Remember, your analysis of this data will allow you to draw conclusions based on information that, in some respects, is totally uncontrolled. It’s important to put checks and balances in place to ensure your company doesn’t make decisions based on information that is unreliable. Don’t allow big data to become an even bigger mistake.

Keith Gordon, Data Management Specialist Group of the BCS, The Chartered Institute for IT

Big data is a recently coined term that is used to describe large data sets whose sizes make them difficult or impossible to handle using the typical database capture, storage, management or analytical tools. 

As a subscriber to you know that information is a valuable asset. Some authors have suggested that up to 80% of the value of a financial services company rests in its information about its products, customers and staff.

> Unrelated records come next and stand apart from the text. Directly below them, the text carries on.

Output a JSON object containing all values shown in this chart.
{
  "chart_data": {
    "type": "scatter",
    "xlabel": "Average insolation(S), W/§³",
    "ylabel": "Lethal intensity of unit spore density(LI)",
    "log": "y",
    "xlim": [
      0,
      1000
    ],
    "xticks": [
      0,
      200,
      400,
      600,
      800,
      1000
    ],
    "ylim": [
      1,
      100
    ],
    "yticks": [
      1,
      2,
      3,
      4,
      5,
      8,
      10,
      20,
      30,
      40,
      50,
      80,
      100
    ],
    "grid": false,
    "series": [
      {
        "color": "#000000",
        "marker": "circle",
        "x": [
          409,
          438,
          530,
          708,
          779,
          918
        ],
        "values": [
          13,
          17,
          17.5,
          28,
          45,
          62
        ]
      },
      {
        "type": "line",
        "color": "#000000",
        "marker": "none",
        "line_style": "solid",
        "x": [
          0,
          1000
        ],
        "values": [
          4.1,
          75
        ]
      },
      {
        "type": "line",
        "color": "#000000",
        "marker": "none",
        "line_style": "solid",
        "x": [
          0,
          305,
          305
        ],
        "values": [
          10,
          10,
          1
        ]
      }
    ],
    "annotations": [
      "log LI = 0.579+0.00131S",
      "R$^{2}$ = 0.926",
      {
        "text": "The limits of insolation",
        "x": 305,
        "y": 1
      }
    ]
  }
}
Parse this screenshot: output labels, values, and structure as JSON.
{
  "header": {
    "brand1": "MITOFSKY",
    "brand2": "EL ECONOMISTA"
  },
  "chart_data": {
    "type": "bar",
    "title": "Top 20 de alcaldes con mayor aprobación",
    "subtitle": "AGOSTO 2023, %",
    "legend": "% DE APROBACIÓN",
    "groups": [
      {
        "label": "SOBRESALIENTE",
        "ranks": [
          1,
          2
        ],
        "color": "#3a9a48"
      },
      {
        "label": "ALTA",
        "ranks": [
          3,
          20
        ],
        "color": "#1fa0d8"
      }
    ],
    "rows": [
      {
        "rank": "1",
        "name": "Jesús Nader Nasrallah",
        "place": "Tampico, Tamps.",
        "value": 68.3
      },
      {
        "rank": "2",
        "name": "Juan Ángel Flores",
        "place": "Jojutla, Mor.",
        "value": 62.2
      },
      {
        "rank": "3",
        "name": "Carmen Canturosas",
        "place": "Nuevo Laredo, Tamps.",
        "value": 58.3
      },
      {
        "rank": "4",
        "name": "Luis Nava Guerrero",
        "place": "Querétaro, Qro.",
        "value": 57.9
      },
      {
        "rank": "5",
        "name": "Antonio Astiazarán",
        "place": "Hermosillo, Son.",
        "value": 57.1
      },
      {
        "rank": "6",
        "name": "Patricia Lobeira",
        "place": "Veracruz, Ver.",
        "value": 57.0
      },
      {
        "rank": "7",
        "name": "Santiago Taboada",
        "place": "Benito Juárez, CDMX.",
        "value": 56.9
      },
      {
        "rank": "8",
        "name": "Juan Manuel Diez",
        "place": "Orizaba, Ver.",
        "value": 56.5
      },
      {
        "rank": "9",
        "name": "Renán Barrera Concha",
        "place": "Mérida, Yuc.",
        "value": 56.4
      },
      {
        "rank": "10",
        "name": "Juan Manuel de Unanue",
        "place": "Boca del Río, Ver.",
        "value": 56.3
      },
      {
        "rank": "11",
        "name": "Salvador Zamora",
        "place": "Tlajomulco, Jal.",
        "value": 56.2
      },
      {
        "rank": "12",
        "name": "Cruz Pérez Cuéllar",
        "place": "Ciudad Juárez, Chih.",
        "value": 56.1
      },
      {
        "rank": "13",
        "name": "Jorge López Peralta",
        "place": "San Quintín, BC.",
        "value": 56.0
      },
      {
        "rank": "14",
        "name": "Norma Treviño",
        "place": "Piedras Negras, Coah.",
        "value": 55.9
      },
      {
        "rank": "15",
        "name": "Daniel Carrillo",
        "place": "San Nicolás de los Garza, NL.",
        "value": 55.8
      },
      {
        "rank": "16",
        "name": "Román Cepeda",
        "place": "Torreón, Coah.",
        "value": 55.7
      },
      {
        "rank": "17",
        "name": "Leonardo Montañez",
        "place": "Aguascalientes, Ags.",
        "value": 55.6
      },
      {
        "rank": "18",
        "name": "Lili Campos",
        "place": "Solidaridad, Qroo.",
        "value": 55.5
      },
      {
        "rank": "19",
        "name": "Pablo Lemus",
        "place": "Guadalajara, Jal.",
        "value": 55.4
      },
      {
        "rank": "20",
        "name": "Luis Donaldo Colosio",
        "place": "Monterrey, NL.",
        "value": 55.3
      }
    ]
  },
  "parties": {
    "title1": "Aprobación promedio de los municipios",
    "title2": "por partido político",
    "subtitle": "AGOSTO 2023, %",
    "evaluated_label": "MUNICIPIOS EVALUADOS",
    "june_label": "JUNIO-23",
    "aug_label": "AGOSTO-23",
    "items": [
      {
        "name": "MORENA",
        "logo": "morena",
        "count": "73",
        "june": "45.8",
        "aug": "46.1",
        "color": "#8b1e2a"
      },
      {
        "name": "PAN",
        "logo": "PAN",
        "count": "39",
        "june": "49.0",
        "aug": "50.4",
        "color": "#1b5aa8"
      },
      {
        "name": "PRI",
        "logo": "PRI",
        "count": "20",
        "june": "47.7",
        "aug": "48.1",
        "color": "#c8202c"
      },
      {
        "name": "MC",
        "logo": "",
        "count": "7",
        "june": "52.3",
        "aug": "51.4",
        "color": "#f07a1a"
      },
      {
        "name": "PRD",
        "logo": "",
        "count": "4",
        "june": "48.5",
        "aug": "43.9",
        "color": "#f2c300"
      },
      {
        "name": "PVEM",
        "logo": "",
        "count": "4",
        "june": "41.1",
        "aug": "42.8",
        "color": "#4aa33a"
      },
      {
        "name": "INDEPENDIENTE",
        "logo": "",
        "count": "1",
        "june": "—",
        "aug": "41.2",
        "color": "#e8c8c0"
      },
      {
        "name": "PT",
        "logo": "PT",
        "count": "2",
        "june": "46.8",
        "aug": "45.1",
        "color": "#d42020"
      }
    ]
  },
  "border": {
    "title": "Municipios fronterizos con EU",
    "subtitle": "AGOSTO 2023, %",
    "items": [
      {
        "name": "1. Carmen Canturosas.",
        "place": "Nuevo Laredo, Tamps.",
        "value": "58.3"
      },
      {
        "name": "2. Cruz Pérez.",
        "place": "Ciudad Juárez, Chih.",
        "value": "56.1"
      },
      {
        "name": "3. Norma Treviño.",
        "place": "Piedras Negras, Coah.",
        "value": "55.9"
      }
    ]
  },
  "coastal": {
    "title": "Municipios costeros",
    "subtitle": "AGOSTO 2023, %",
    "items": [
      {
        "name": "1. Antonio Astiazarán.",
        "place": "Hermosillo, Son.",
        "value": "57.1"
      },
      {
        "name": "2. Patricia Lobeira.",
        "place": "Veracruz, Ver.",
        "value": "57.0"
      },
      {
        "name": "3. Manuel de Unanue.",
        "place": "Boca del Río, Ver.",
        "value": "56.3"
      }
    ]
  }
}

And even for a simple manufacturing company the equivalent figure is up to 40%.For many, the “big data problem” is one for the technologists to solve: sorting out how large data sets can be stored and accessed and so on.

But the bigger the data set, the greater its value and the greater the need to ensure that when it is accessed and analyzed the interpretation of the data is correct. This means that for big data we still need a high-quality definition of the data and we also need the quality of the data itself to be as high as possible.

The softer data management skills of analysis, communication, negotiation and arbitration are still required to produce the metadata for all of this data. For structured data the definitions of the business entities and characteristics represented by the data need to be defined, as they would need to be for any data set. But for most organizations, the majority of this big data will be unstructured – or multimedia – data, such as emails, letters, reports, recordings and so on, and it is this category of data that really needs extra attention so that it is correctly analyzed and understood. 

To be of value, the quality of this data must also be maintained: It needs to be sufficiently accurate for its future use, it needs to be up to date and it needs to be complete. Procedures must be in place to ensure that when data is created it is of good quality. 

In the era of big data, whilst we grapple with the problems posed by the technical problems of capture, storage, management and analysis we must remember that data is of no value unless it is of high quality and its meaning is unambiguous. The fact that there is more data means that all the challenges of data administration are still there, only magnified. Be prepared to grasp the challenge.